We want to believe that there remain some places on earth that are truly wild.
www.searchingforbigfoot.com via AFP/NEWSCOM
Back in 1997, when I was on something of a hiatus from college, I found myself in a remote Nepalese village staring at what I was pretty sure was the scalp of a yeti.
Maybe it was just cognitive dissonance: getting there required a grueling, nine-day trek through the Himalayas, followed by a three-hour search through the village to find the old Sherpa woman with the key to the Buddhist monastery where the scalp was kept. Or maybe it was the reverence with which she opened the pistachio-green filing cabinet in the prayer room and solemnly held up the glass case containing the "scalp" for me to examine. Maybe it was something about the scalp itself – a rotted, shabby thing that resembled a large, misshapen coconut half – that exuded a kind of venerability. Or maybe it was just because the air is really thin up there. Whatever it was, for a brief moment, I believed that I was looking at the real thing.
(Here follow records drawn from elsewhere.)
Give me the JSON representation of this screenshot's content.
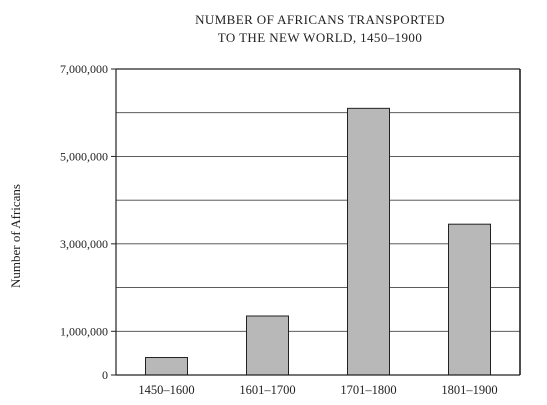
{
  "chart_data": {
    "type": "bar",
    "title_lines": [
      "NUMBER OF AFRICANS TRANSPORTED",
      "TO THE NEW WORLD, 1450–1900"
    ],
    "ylabel": "Number of Africans",
    "xlabel": "",
    "categories": [
      "1450–1600",
      "1601–1700",
      "1701–1800",
      "1801–1900"
    ],
    "values": [
      400000,
      1350000,
      6100000,
      3450000
    ],
    "ylim": [
      0,
      7000000
    ],
    "yticks": [
      0,
      1000000,
      3000000,
      5000000,
      7000000
    ],
    "ytick_labels": [
      "0",
      "1,000,000",
      "3,000,000",
      "5,000,000",
      "7,000,000"
    ],
    "gridlines": [
      1000000,
      2000000,
      3000000,
      4000000,
      5000000,
      6000000
    ],
    "grid": true,
    "bar_color": "#b8b8b8",
    "bar_edge_color": "#222222"
  }
}
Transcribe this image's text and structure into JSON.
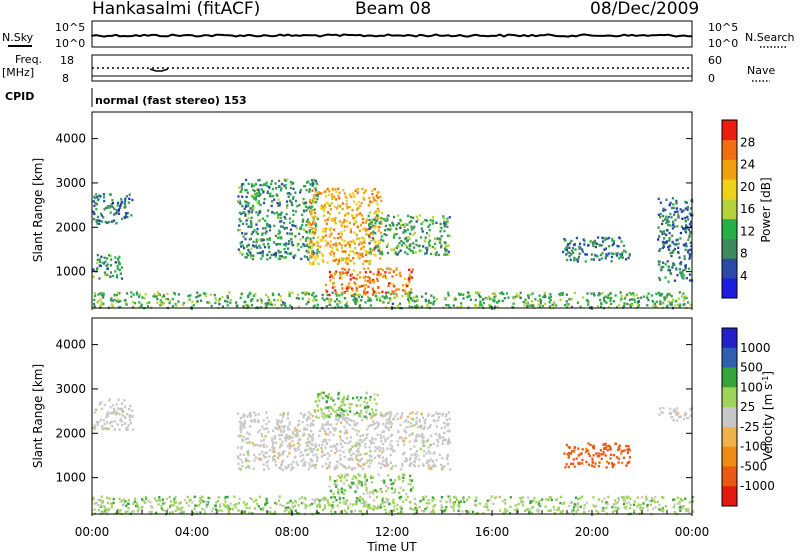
{
  "header": {
    "station": "Hankasalmi (fitACF)",
    "beam": "Beam 08",
    "date": "08/Dec/2009"
  },
  "panel_labels": {
    "nsky": "N.Sky",
    "nsearch": "N.Search",
    "freq_line1": "Freq.",
    "freq_line2": "[MHz]",
    "nave": "Nave",
    "cpid": "CPID",
    "cpid_value": "normal (fast stereo) 153"
  },
  "noise_ticks": {
    "top": "10^5",
    "bottom": "10^0"
  },
  "freq_ticks": {
    "left": [
      "18",
      "8"
    ],
    "right": [
      "60",
      "0"
    ]
  },
  "colors": {
    "power": [
      "#1d1de0",
      "#2b4aa8",
      "#3f8a5b",
      "#27b04a",
      "#b5d33a",
      "#f0d21a",
      "#f0a010",
      "#f26f10",
      "#ea1d10"
    ],
    "velocity": [
      "#e21a10",
      "#ea5a12",
      "#f08b14",
      "#f0b24a",
      "#c8c8c8",
      "#9ed45a",
      "#35a53a",
      "#2f5fb0",
      "#2222c8"
    ],
    "frame": "#000000"
  },
  "chart_data": [
    {
      "type": "heatmap",
      "title": "Power",
      "xlabel": "Time UT",
      "ylabel": "Slant Range [km]",
      "x_tick_labels": [
        "00:00",
        "04:00",
        "08:00",
        "12:00",
        "16:00",
        "20:00",
        "00:00"
      ],
      "xlim": [
        0,
        24
      ],
      "ylim": [
        180,
        4600
      ],
      "y_ticks": [
        1000,
        2000,
        3000,
        4000
      ],
      "colorbar": {
        "label": "Power [dB]",
        "ticks": [
          4,
          8,
          12,
          16,
          20,
          24,
          28
        ],
        "range": [
          0,
          32
        ]
      },
      "echo_regions": [
        {
          "t_start": 0.0,
          "t_end": 1.6,
          "r_min": 2100,
          "r_max": 2800,
          "level_db": 8
        },
        {
          "t_start": 0.0,
          "t_end": 1.2,
          "r_min": 850,
          "r_max": 1400,
          "level_db": 10
        },
        {
          "t_start": 0.0,
          "t_end": 24.0,
          "r_min": 200,
          "r_max": 560,
          "level_db": 12
        },
        {
          "t_start": 5.8,
          "t_end": 9.0,
          "r_min": 1300,
          "r_max": 3100,
          "level_db": 10
        },
        {
          "t_start": 8.6,
          "t_end": 11.6,
          "r_min": 1200,
          "r_max": 2900,
          "level_db": 22
        },
        {
          "t_start": 9.3,
          "t_end": 12.8,
          "r_min": 500,
          "r_max": 1100,
          "level_db": 26
        },
        {
          "t_start": 11.0,
          "t_end": 14.3,
          "r_min": 1400,
          "r_max": 2300,
          "level_db": 11
        },
        {
          "t_start": 18.8,
          "t_end": 21.5,
          "r_min": 1250,
          "r_max": 1800,
          "level_db": 9
        },
        {
          "t_start": 22.6,
          "t_end": 24.0,
          "r_min": 800,
          "r_max": 2700,
          "level_db": 8
        }
      ]
    },
    {
      "type": "heatmap",
      "title": "Velocity",
      "xlabel": "Time UT",
      "ylabel": "Slant Range [km]",
      "x_tick_labels": [
        "00:00",
        "04:00",
        "08:00",
        "12:00",
        "16:00",
        "20:00",
        "00:00"
      ],
      "xlim": [
        0,
        24
      ],
      "ylim": [
        180,
        4600
      ],
      "y_ticks": [
        1000,
        2000,
        3000,
        4000
      ],
      "colorbar": {
        "label": "Velocity [m s^-1]",
        "tick_labels": [
          "1000",
          "500",
          "100",
          "25",
          "-25",
          "-100",
          "-500",
          "-1000"
        ]
      },
      "echo_regions": [
        {
          "t_start": 0.0,
          "t_end": 1.6,
          "r_min": 2100,
          "r_max": 2800,
          "velocity": 0
        },
        {
          "t_start": 0.0,
          "t_end": 24.0,
          "r_min": 200,
          "r_max": 600,
          "velocity": 60
        },
        {
          "t_start": 5.8,
          "t_end": 14.3,
          "r_min": 1200,
          "r_max": 2500,
          "velocity": 0
        },
        {
          "t_start": 8.8,
          "t_end": 11.4,
          "r_min": 2400,
          "r_max": 2950,
          "velocity": 80
        },
        {
          "t_start": 9.4,
          "t_end": 12.8,
          "r_min": 650,
          "r_max": 1100,
          "velocity": 60
        },
        {
          "t_start": 18.8,
          "t_end": 21.5,
          "r_min": 1250,
          "r_max": 1800,
          "velocity": -150
        },
        {
          "t_start": 22.6,
          "t_end": 24.0,
          "r_min": 2300,
          "r_max": 2600,
          "velocity": 0
        }
      ]
    }
  ]
}
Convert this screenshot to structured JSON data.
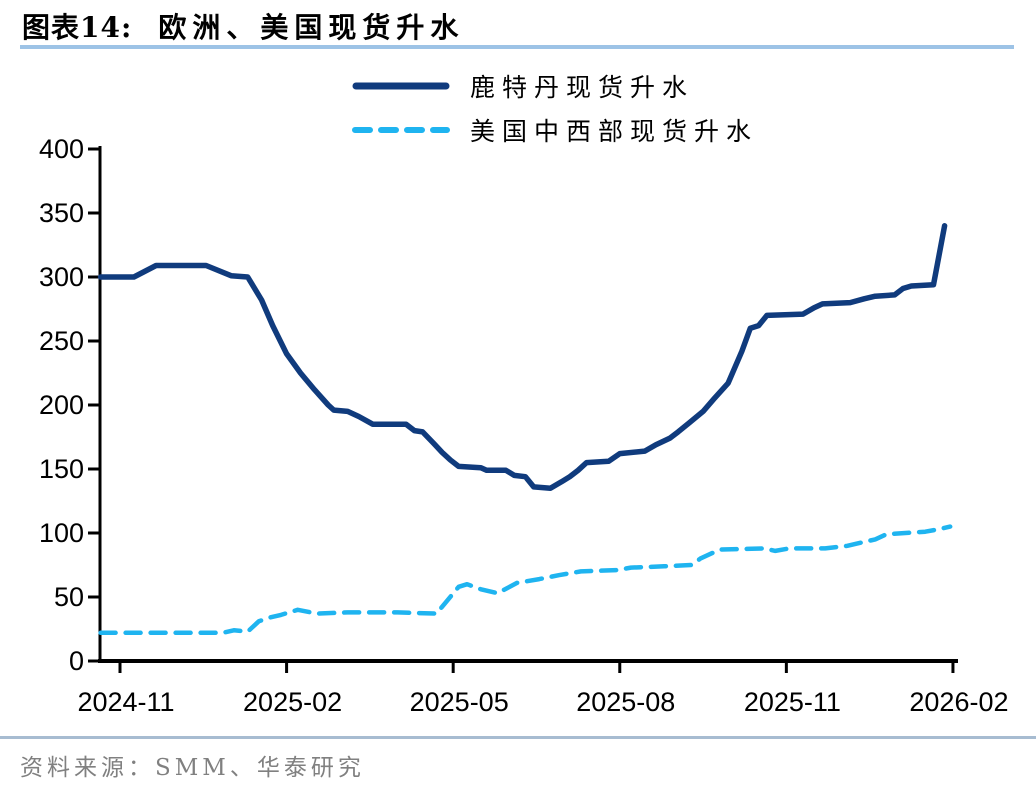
{
  "header": {
    "title_prefix": "图表14:",
    "title_text": "欧洲、美国现货升水"
  },
  "legend": {
    "items": [
      {
        "label": "鹿特丹现货升水",
        "color": "#103B7D",
        "style": "solid"
      },
      {
        "label": "美国中西部现货升水",
        "color": "#1FB4F0",
        "style": "dashed"
      }
    ]
  },
  "footer": {
    "source": "资料来源：SMM、华泰研究"
  },
  "colors": {
    "title_rule": "#9DC3E6",
    "footer_rule": "#A7BCD1",
    "axis": "#000000",
    "navy_series": "#103B7D",
    "cyan_series": "#1FB4F0",
    "footer_text": "#808080"
  },
  "chart_data": {
    "type": "line",
    "title": "欧洲、美国现货升水",
    "xlabel": "",
    "ylabel": "",
    "grid": false,
    "legend_position": "top-center",
    "x_unit": "months after 2024-11",
    "x_axis": {
      "range": [
        -0.5,
        15.3
      ],
      "ticks": [
        {
          "m": 0,
          "label": "2024-11"
        },
        {
          "m": 3,
          "label": "2025-02"
        },
        {
          "m": 6,
          "label": "2025-05"
        },
        {
          "m": 9,
          "label": "2025-08"
        },
        {
          "m": 12,
          "label": "2025-11"
        },
        {
          "m": 15,
          "label": "2026-02"
        }
      ]
    },
    "y_axis": {
      "range": [
        0,
        400
      ],
      "ticks": [
        0,
        50,
        100,
        150,
        200,
        250,
        300,
        350,
        400
      ]
    },
    "series": [
      {
        "name": "鹿特丹现货升水",
        "color": "#103B7D",
        "dash": false,
        "points": [
          [
            -0.35,
            300
          ],
          [
            0.25,
            300
          ],
          [
            0.65,
            309
          ],
          [
            1.55,
            309
          ],
          [
            2.0,
            301
          ],
          [
            2.3,
            300
          ],
          [
            2.55,
            282
          ],
          [
            2.75,
            262
          ],
          [
            3.0,
            240
          ],
          [
            3.25,
            225
          ],
          [
            3.5,
            212
          ],
          [
            3.75,
            200
          ],
          [
            3.85,
            196
          ],
          [
            4.1,
            195
          ],
          [
            4.3,
            191
          ],
          [
            4.55,
            185
          ],
          [
            5.15,
            185
          ],
          [
            5.3,
            180
          ],
          [
            5.45,
            179
          ],
          [
            5.65,
            170
          ],
          [
            5.8,
            163
          ],
          [
            5.95,
            157
          ],
          [
            6.1,
            152
          ],
          [
            6.5,
            151
          ],
          [
            6.6,
            149
          ],
          [
            6.95,
            149
          ],
          [
            7.1,
            145
          ],
          [
            7.3,
            144
          ],
          [
            7.45,
            136
          ],
          [
            7.75,
            135
          ],
          [
            7.95,
            140
          ],
          [
            8.1,
            144
          ],
          [
            8.25,
            149
          ],
          [
            8.4,
            155
          ],
          [
            8.8,
            156
          ],
          [
            9.0,
            162
          ],
          [
            9.45,
            164
          ],
          [
            9.65,
            169
          ],
          [
            9.9,
            174
          ],
          [
            10.05,
            179
          ],
          [
            10.25,
            186
          ],
          [
            10.5,
            195
          ],
          [
            10.7,
            205
          ],
          [
            10.95,
            217
          ],
          [
            11.2,
            242
          ],
          [
            11.35,
            260
          ],
          [
            11.5,
            262
          ],
          [
            11.65,
            270
          ],
          [
            12.3,
            271
          ],
          [
            12.5,
            276
          ],
          [
            12.65,
            279
          ],
          [
            13.15,
            280
          ],
          [
            13.4,
            283
          ],
          [
            13.6,
            285
          ],
          [
            13.95,
            286
          ],
          [
            14.1,
            291
          ],
          [
            14.25,
            293
          ],
          [
            14.65,
            294
          ],
          [
            14.85,
            340
          ]
        ]
      },
      {
        "name": "美国中西部现货升水",
        "color": "#1FB4F0",
        "dash": true,
        "points": [
          [
            -0.35,
            22
          ],
          [
            1.85,
            22
          ],
          [
            2.05,
            24
          ],
          [
            2.3,
            23
          ],
          [
            2.5,
            31
          ],
          [
            2.7,
            34
          ],
          [
            2.9,
            36
          ],
          [
            3.2,
            40
          ],
          [
            3.55,
            37
          ],
          [
            4.1,
            38
          ],
          [
            5.0,
            38
          ],
          [
            5.7,
            37
          ],
          [
            5.85,
            45
          ],
          [
            6.1,
            58
          ],
          [
            6.25,
            60
          ],
          [
            6.5,
            56
          ],
          [
            6.8,
            53
          ],
          [
            7.15,
            61
          ],
          [
            7.55,
            64
          ],
          [
            7.9,
            67
          ],
          [
            8.3,
            70
          ],
          [
            8.95,
            71
          ],
          [
            9.2,
            73
          ],
          [
            9.8,
            74
          ],
          [
            10.3,
            75
          ],
          [
            10.45,
            80
          ],
          [
            10.8,
            87
          ],
          [
            11.6,
            88
          ],
          [
            11.8,
            86
          ],
          [
            12.05,
            88
          ],
          [
            12.7,
            88
          ],
          [
            13.1,
            90
          ],
          [
            13.6,
            95
          ],
          [
            13.8,
            99
          ],
          [
            14.5,
            101
          ],
          [
            14.75,
            103
          ],
          [
            14.95,
            105
          ]
        ]
      }
    ]
  }
}
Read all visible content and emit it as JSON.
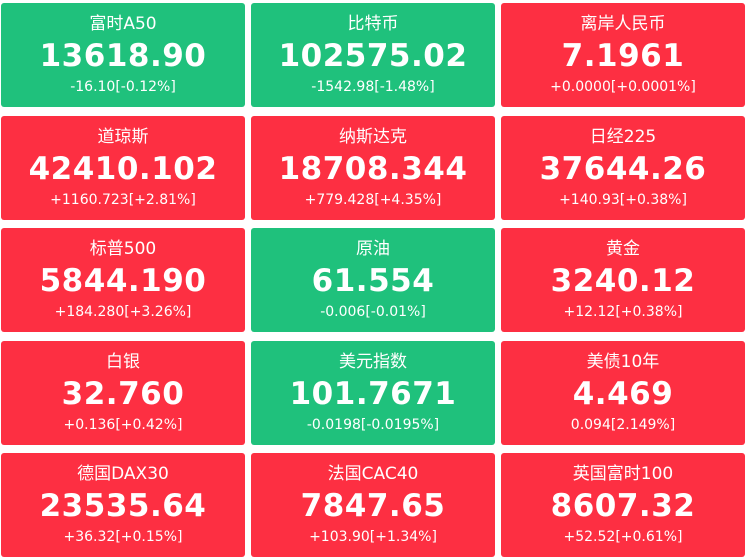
{
  "colors": {
    "up": "#fd2f42",
    "down": "#1fc17c",
    "text": "#ffffff"
  },
  "quotes": [
    {
      "name": "富时A50",
      "price": "13618.90",
      "change": "-16.10[-0.12%]",
      "direction": "down"
    },
    {
      "name": "比特币",
      "price": "102575.02",
      "change": "-1542.98[-1.48%]",
      "direction": "down"
    },
    {
      "name": "离岸人民币",
      "price": "7.1961",
      "change": "+0.0000[+0.0001%]",
      "direction": "up"
    },
    {
      "name": "道琼斯",
      "price": "42410.102",
      "change": "+1160.723[+2.81%]",
      "direction": "up"
    },
    {
      "name": "纳斯达克",
      "price": "18708.344",
      "change": "+779.428[+4.35%]",
      "direction": "up"
    },
    {
      "name": "日经225",
      "price": "37644.26",
      "change": "+140.93[+0.38%]",
      "direction": "up"
    },
    {
      "name": "标普500",
      "price": "5844.190",
      "change": "+184.280[+3.26%]",
      "direction": "up"
    },
    {
      "name": "原油",
      "price": "61.554",
      "change": "-0.006[-0.01%]",
      "direction": "down"
    },
    {
      "name": "黄金",
      "price": "3240.12",
      "change": "+12.12[+0.38%]",
      "direction": "up"
    },
    {
      "name": "白银",
      "price": "32.760",
      "change": "+0.136[+0.42%]",
      "direction": "up"
    },
    {
      "name": "美元指数",
      "price": "101.7671",
      "change": "-0.0198[-0.0195%]",
      "direction": "down"
    },
    {
      "name": "美债10年",
      "price": "4.469",
      "change": "0.094[2.149%]",
      "direction": "up"
    },
    {
      "name": "德国DAX30",
      "price": "23535.64",
      "change": "+36.32[+0.15%]",
      "direction": "up"
    },
    {
      "name": "法国CAC40",
      "price": "7847.65",
      "change": "+103.90[+1.34%]",
      "direction": "up"
    },
    {
      "name": "英国富时100",
      "price": "8607.32",
      "change": "+52.52[+0.61%]",
      "direction": "up"
    }
  ]
}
So you can imagine my disappointment later that day when I learned that in 1960 the scalp had been analyzed by American scientists, who concluded that it had been molded from the hide of a goat.
Bigfoot enthusiasts endured a similar letdown last week, when a trio of outdoorsmen claimed to have found a sasquatch carcass in the state of Georgia's wilderness, only to have DNA tests reveal that the samples they'd provided came from an oppossum. To all those who found this news to be a huge bummer, believe me, I can relate.
After all, how cool would it be if Bigfoot were real? It would mean that, despite all the abuse that mankind has unleashed on the planet, there still remain some places that are truly wild.